Ein amüsiertes Schnauben antwortete ihr. "Auch ich freue mich dich zu sehen. Deine Silhouette vor dem Blau des Himmels ist wie immer ein bezaubernder Anblick." Sie konnte es nicht sehen, einige dicht belaubte Äste verbargen ihn vor ihr, aber sie konnte geradezu spüren wie seine Zunge in dem ihr bekannten Wolfslächeln aus seiner Schnauze hing. Verärgerung vermischte sich mit Erheiterung.
"Selbstverständlich freust du dich mich zu sehen, Wolf. Schließlich  willst du heute noch deinen Magen füllen. Ohne mich ist das ja ein hoffnungsloses Unterfangen.", sandte sie ihm einen nur der Würde halber ernst klingenden Gedanken zu.
Das leise Knacken eines zerbrochenen Astes schenkte ihr die Befriedigung, ihn einen Moment aus seiner Konzentration gerissen zu haben.
Schon weniger erheitert klang es als er ihr antwortete. "Nun gut, laß uns jagen. Und benutze deine viel gerühmten Augen einmal zu etwas sinnvollem. Mein Magen knurrt."

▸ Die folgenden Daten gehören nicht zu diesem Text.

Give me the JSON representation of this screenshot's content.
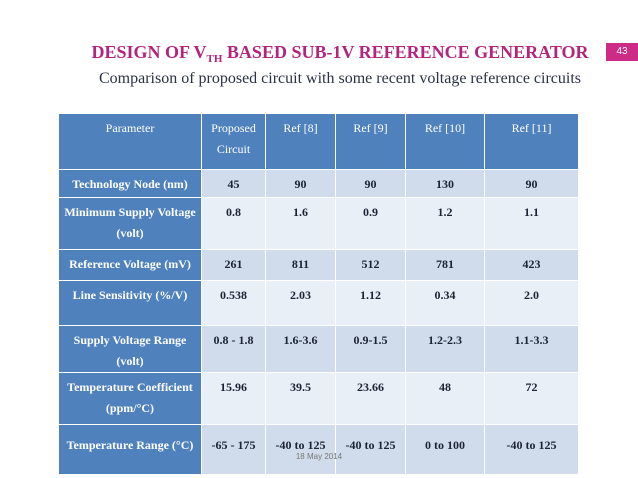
{
  "slide": {
    "title_part1": "DESIGN OF V",
    "title_sub": "TH",
    "title_part2": " BASED SUB-1V REFERENCE GENERATOR",
    "page_number": "43",
    "subtitle": "Comparison of proposed circuit with some recent voltage reference circuits",
    "footer_date": "18 May 2014"
  },
  "table": {
    "headers": [
      "Parameter",
      "Proposed Circuit",
      "Ref [8]",
      "Ref [9]",
      "Ref [10]",
      "Ref [11]"
    ],
    "rows": [
      {
        "label": "Technology Node (nm)",
        "values": [
          "45",
          "90",
          "90",
          "130",
          "90"
        ]
      },
      {
        "label": "Minimum Supply Voltage (volt)",
        "values": [
          "0.8",
          "1.6",
          "0.9",
          "1.2",
          "1.1"
        ]
      },
      {
        "label": "Reference Voltage (mV)",
        "values": [
          "261",
          "811",
          "512",
          "781",
          "423"
        ]
      },
      {
        "label": "Line Sensitivity (%/V)",
        "values": [
          "0.538",
          "2.03",
          "1.12",
          "0.34",
          "2.0"
        ]
      },
      {
        "label": "Supply Voltage Range (volt)",
        "values": [
          "0.8 - 1.8",
          "1.6-3.6",
          "0.9-1.5",
          "1.2-2.3",
          "1.1-3.3"
        ]
      },
      {
        "label": "Temperature Coefficient (ppm/°C)",
        "values": [
          "15.96",
          "39.5",
          "23.66",
          "48",
          "72"
        ]
      },
      {
        "label": "Temperature Range (°C)",
        "values": [
          "-65 - 175",
          "-40 to 125",
          "-40 to 125",
          "0 to 100",
          "-40 to 125"
        ]
      }
    ]
  },
  "colors": {
    "title": "#b3247a",
    "page_number_bg": "#cc2b86",
    "header_bg": "#4f81bd",
    "row_dark": "#d0dcec",
    "row_light": "#e9eff7"
  }
}
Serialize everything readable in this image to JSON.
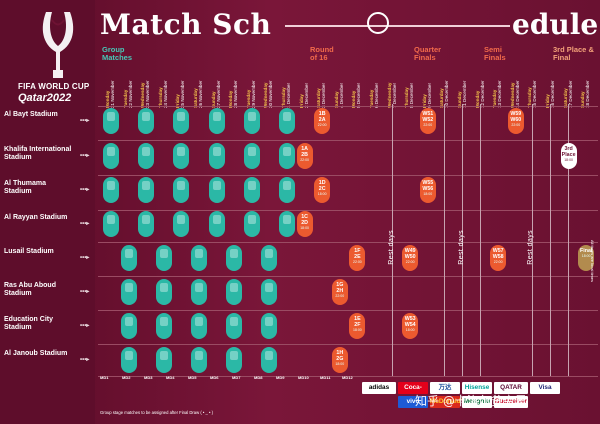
{
  "brand": {
    "line1": "FIFA WORLD CUP",
    "line2": "Qatar2022"
  },
  "title": {
    "part1": "Match Sch",
    "part2": "edule"
  },
  "phases": {
    "group": "Group Matches",
    "round16": "Round of 16",
    "quarter": "Quarter Finals",
    "semi": "Semi Finals",
    "third": "3rd Place & Final"
  },
  "colors": {
    "background": "#6e1233",
    "group": "#2bb8a6",
    "knockout": "#ec5a2f",
    "final": "#b28b4e",
    "accent_yellow": "#f2c14a"
  },
  "days": [
    {
      "dn": "Monday",
      "dd": "21 November"
    },
    {
      "dn": "Tuesday",
      "dd": "22 November"
    },
    {
      "dn": "Wednesday",
      "dd": "23 November"
    },
    {
      "dn": "Thursday",
      "dd": "24 November"
    },
    {
      "dn": "Friday",
      "dd": "25 November"
    },
    {
      "dn": "Saturday",
      "dd": "26 November"
    },
    {
      "dn": "Sunday",
      "dd": "27 November"
    },
    {
      "dn": "Monday",
      "dd": "28 November"
    },
    {
      "dn": "Tuesday",
      "dd": "29 November"
    },
    {
      "dn": "Wednesday",
      "dd": "30 November"
    },
    {
      "dn": "Thursday",
      "dd": "1 December"
    },
    {
      "dn": "Friday",
      "dd": "2 December"
    },
    {
      "dn": "Saturday",
      "dd": "3 December"
    },
    {
      "dn": "Sunday",
      "dd": "4 December"
    },
    {
      "dn": "Monday",
      "dd": "5 December"
    },
    {
      "dn": "Tuesday",
      "dd": "6 December"
    },
    {
      "dn": "Wednesday",
      "dd": "7 December"
    },
    {
      "dn": "Thursday",
      "dd": "8 December"
    },
    {
      "dn": "Friday",
      "dd": "9 December"
    },
    {
      "dn": "Saturday",
      "dd": "10 December"
    },
    {
      "dn": "Sunday",
      "dd": "11 December"
    },
    {
      "dn": "Monday",
      "dd": "12 December"
    },
    {
      "dn": "Tuesday",
      "dd": "13 December"
    },
    {
      "dn": "Wednesday",
      "dd": "14 December"
    },
    {
      "dn": "Thursday",
      "dd": "15 December"
    },
    {
      "dn": "Friday",
      "dd": "16 December"
    },
    {
      "dn": "Saturday",
      "dd": "17 December"
    },
    {
      "dn": "Sunday",
      "dd": "18 December"
    }
  ],
  "stadiums": [
    "Al Bayt Stadium",
    "Khalifa International Stadium",
    "Al Thumama Stadium",
    "Al Rayyan Stadium",
    "Lusail Stadium",
    "Ras Abu Aboud Stadium",
    "Education City Stadium",
    "Al Janoub Stadium"
  ],
  "knockouts": [
    {
      "row": 0,
      "col": 12,
      "l1": "1B",
      "l2": "2A",
      "t": "22:00",
      "kind": "ko"
    },
    {
      "row": 1,
      "col": 11,
      "l1": "1A",
      "l2": "2B",
      "t": "22:00",
      "kind": "ko"
    },
    {
      "row": 2,
      "col": 12,
      "l1": "1D",
      "l2": "2C",
      "t": "18:00",
      "kind": "ko"
    },
    {
      "row": 3,
      "col": 11,
      "l1": "1C",
      "l2": "2D",
      "t": "18:00",
      "kind": "ko"
    },
    {
      "row": 4,
      "col": 14,
      "l1": "1F",
      "l2": "2E",
      "t": "22:00",
      "kind": "ko"
    },
    {
      "row": 5,
      "col": 13,
      "l1": "1G",
      "l2": "2H",
      "t": "22:00",
      "kind": "ko"
    },
    {
      "row": 6,
      "col": 14,
      "l1": "1E",
      "l2": "2F",
      "t": "18:00",
      "kind": "ko"
    },
    {
      "row": 7,
      "col": 13,
      "l1": "1H",
      "l2": "2G",
      "t": "18:00",
      "kind": "ko"
    },
    {
      "row": 0,
      "col": 18,
      "l1": "W51",
      "l2": "W52",
      "t": "22:00",
      "kind": "ko"
    },
    {
      "row": 2,
      "col": 18,
      "l1": "W55",
      "l2": "W56",
      "t": "18:00",
      "kind": "ko"
    },
    {
      "row": 4,
      "col": 17,
      "l1": "W49",
      "l2": "W50",
      "t": "22:00",
      "kind": "ko"
    },
    {
      "row": 6,
      "col": 17,
      "l1": "W53",
      "l2": "W54",
      "t": "18:00",
      "kind": "ko"
    },
    {
      "row": 0,
      "col": 23,
      "l1": "W59",
      "l2": "W60",
      "t": "22:00",
      "kind": "ko"
    },
    {
      "row": 4,
      "col": 22,
      "l1": "W57",
      "l2": "W58",
      "t": "22:00",
      "kind": "ko"
    },
    {
      "row": 1,
      "col": 26,
      "l1": "3rd",
      "l2": "Place",
      "t": "18:00",
      "kind": "third"
    },
    {
      "row": 4,
      "col": 27,
      "l1": "",
      "l2": "Final",
      "t": "18:00",
      "kind": "final"
    }
  ],
  "rest_days": [
    "Rest days",
    "Rest days",
    "Rest days"
  ],
  "footer": {
    "heads": [
      "MD1",
      "MD2",
      "MD3",
      "MD4",
      "MD5",
      "MD6",
      "MD7",
      "MD8",
      "MD9",
      "MD10",
      "MD11",
      "MD12"
    ],
    "note": "Group stage matches to be assigned after Final Draw ( • _ • )",
    "side": "All times are local times"
  },
  "sponsors": [
    "adidas",
    "Coca-Cola",
    "万达",
    "Hisense",
    "QATAR",
    "Visa",
    "vivo",
    "McDonald's",
    "Mengniu",
    "Budweiser"
  ],
  "watermark": "知乎 @卡洛尔贫穷君"
}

"Dein Magen knurrt, deine Läufe schmerzen, du bist müde und wenn dich das schlimme Schicksal so heftig verfolgt wie es es deinem ewigen Genörgel nach ja scheint, dann rammst du dir heute noch einen Dorn in die Pfote. Habe ich damit alles wesentliche zusammen gefaßt?" 
Der Wolf nahm den leicht spöttischen Unterton in ihrem so mitfühlend klingenden Gedanken nicht wahr. Er setzte an : "Ja, und vorhin...". 

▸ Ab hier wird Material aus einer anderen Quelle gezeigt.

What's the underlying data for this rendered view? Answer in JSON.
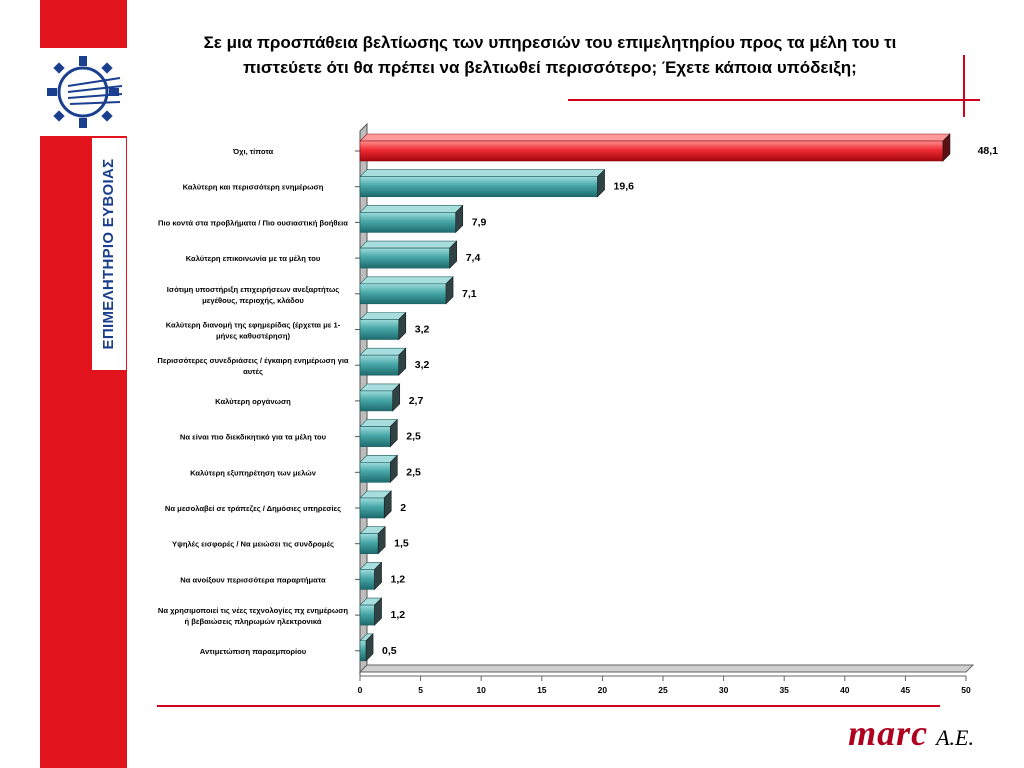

"Alles dein Problem." traf ihn ihr schon hämisch vorbereiteter Kommentar. Aus dem Augenwinkel sah er wie sie im selben Augenblick einen wilden Haken schlug. Ihre bevorzugte Art ihr Gelächter zum Ausdruck zu bringen.
Sein Schmunzeln durchströmte ihren Geist. "Ich bitte um Verzeihung, dich so unsanft in deinen Kreisen gestört zu haben. Und jetzt habe Mitleid mit mir. Deine Gedanken sind so scharf wie dein Schnabel."

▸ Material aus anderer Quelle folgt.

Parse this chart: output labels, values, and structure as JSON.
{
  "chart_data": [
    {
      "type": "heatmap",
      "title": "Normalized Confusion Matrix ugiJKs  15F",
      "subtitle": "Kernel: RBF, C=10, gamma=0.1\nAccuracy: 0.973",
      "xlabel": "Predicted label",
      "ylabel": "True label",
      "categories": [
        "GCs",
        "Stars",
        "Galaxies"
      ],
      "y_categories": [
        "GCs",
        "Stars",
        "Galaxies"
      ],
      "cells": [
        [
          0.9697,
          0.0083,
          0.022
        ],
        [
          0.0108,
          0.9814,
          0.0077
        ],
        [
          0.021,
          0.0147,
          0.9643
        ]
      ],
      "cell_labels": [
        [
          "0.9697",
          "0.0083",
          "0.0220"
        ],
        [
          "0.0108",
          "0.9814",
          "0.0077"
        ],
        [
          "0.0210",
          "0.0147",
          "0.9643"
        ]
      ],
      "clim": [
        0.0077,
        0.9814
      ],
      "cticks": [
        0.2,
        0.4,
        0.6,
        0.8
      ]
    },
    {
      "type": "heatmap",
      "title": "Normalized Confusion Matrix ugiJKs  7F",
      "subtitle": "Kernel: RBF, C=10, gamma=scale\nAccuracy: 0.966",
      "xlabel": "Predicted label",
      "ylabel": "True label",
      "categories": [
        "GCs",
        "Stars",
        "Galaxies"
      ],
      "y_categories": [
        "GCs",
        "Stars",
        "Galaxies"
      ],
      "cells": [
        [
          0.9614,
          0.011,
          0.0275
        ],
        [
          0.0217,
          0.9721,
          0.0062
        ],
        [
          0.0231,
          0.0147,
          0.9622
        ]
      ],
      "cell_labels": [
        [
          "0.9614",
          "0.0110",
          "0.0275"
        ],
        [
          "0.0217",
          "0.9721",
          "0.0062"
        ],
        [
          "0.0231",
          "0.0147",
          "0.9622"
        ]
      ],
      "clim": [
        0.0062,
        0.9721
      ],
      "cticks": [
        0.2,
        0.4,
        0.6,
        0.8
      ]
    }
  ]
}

Befriedigt lies sie von ihm ab und begann nach den verräterischen kleinen Bewegungen zu suchen, die ihr schon so oft die Beute enthüllt hatten, die sich im Unterholz des Waldes vor den beiden Jägern zu verbergen suchte.
Ein für nichts als ihren geübten Blick sichtbares Zucken von pelzigen Körpern ließ sie aufmerken.
"Wären dem Herren ein paar Hasen recht?" dachte sie, während sie ihm schon die Kenntnis zukommen lies, wo sie sich von ihm aus gesehen befanden.
Er antwortete ihr nicht. Lautlos und geschmeidig schlich er sich an die sich seiner Gegenwart nicht bewußte Beute heran. Wie der Adler durch die Luft glitt, schien er widerstandslos durch den Wald zu schneiden.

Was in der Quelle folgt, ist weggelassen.